Heterogeneous diffusion in thin polymer films as observed by high-temperature single-molecule fluorescence microscopy

Single-molecule fluorescence microscopy was used to investigate the dynamics of perylene diimide (PDI) molecules in thin supported polystyrene (PS) films at temperatures up to 135 °C. Such high temperatures, so far unreached in single-molecule spectroscopy studies, were achieved using a custom-built setup which allows for restricting the heated mass to a minimum. This enables temperature-dependent single-molecule fluorescence studies of structural dynamics in the temperature range most relevant to the processing and to applications of thermoplastic materials.

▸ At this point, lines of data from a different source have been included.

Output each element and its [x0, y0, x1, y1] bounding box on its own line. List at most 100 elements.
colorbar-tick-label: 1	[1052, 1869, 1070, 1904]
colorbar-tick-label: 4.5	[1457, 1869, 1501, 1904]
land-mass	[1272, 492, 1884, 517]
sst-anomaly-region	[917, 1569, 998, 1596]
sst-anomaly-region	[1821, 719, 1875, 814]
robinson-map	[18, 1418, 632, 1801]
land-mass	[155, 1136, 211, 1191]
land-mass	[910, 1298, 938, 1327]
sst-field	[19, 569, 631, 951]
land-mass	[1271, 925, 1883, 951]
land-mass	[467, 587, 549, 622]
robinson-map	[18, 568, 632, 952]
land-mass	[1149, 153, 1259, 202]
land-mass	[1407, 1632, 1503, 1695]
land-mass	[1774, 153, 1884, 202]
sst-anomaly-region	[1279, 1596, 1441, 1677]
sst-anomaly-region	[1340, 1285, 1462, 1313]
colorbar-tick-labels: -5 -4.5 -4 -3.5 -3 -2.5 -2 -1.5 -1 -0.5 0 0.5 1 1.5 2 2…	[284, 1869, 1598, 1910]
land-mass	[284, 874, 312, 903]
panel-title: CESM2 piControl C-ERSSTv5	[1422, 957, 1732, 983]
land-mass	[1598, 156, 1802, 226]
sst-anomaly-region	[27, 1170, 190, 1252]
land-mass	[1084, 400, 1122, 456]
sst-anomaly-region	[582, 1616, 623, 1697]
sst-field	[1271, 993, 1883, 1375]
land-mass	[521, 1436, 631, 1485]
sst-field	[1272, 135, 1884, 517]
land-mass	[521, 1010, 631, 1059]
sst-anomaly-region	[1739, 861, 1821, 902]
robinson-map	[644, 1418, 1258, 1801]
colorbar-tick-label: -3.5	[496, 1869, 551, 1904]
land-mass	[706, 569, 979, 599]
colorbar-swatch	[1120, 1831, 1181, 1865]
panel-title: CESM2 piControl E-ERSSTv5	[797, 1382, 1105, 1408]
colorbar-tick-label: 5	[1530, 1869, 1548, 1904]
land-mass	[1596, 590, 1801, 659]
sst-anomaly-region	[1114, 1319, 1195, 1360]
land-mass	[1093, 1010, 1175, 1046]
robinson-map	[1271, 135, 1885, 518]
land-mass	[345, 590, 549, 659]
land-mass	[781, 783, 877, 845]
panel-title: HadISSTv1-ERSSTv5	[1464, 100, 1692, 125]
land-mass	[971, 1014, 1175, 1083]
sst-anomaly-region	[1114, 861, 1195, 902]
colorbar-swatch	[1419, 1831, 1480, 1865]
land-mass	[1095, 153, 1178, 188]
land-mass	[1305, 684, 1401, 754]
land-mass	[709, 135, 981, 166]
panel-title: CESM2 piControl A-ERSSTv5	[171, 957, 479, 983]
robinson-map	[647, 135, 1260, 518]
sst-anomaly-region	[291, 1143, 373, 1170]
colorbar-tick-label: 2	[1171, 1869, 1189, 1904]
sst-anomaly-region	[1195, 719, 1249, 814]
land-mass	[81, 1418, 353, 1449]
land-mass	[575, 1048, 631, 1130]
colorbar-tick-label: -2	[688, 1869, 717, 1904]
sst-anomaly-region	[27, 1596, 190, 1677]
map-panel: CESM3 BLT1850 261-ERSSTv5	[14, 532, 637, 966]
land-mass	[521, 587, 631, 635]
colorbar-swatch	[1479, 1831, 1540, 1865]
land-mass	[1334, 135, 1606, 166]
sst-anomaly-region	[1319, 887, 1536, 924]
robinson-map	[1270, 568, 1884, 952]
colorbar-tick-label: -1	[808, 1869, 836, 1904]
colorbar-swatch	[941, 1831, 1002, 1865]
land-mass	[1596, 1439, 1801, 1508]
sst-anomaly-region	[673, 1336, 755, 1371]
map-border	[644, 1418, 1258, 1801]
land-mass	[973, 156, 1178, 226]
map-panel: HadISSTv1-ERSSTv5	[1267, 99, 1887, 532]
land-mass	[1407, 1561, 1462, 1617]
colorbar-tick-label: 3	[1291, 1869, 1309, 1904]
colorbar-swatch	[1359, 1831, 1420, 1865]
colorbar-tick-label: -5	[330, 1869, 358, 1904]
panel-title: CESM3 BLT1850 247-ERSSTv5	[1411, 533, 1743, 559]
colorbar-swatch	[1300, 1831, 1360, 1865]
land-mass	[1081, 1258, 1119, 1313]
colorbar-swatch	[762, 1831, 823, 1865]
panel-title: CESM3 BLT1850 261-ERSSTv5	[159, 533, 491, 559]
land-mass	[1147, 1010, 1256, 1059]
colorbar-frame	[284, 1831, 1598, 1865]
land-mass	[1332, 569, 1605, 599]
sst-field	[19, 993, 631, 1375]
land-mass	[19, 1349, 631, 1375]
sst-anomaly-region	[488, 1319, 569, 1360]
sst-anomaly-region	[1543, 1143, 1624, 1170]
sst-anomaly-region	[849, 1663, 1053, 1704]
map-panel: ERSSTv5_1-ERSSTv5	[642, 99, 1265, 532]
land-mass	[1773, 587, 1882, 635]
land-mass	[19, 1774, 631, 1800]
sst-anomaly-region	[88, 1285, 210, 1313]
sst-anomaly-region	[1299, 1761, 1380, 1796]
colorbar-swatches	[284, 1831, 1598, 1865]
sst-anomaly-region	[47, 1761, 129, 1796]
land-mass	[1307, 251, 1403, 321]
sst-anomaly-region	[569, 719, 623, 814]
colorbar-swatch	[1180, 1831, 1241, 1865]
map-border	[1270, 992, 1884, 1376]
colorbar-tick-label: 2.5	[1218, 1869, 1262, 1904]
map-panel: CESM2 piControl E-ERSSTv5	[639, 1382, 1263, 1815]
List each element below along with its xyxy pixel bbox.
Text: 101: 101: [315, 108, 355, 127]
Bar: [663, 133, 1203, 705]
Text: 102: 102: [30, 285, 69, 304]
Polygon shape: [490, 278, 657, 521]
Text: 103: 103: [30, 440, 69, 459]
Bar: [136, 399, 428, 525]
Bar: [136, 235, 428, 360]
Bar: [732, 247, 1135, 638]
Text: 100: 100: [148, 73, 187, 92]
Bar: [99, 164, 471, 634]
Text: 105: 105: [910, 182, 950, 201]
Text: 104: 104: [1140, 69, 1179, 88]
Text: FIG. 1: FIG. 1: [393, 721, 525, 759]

In order to ensure that polymer chains were relaxed, a molecular weight of 3000 g/mol, clearly below the entanglement length of PS, was chosen. We found significant heterogeneities in the motion of single PDI probe molecules near T(g). An analysis of the track radius of the recorded single-probe molecule tracks allowed for a distinction between mobile and immobile molecules. Up to the glass transition temperature in bulk, T(g,bulk), probe molecules were immobile; at temperatures higher than T(g,bulk) + 40 K, all probe molecules were mobile. In the range between 0 and 40 K above T(g,bulk) the fraction of mobile probe molecules strongly depends on film thickness. In 30-nm thin films mobility is observed at lower temperatures than in thick films. The fractions of mobile probe molecules were compared and rationalized using Monte Carlo random walk simulations. Results of these simulations indicate that the observed heterogeneities can be explained by a model which assumes a T(g) profile and an increased probability of probe molecules remaining at the surface, both effects caused by a density profile with decreasing polymer density at the polymer-air interface.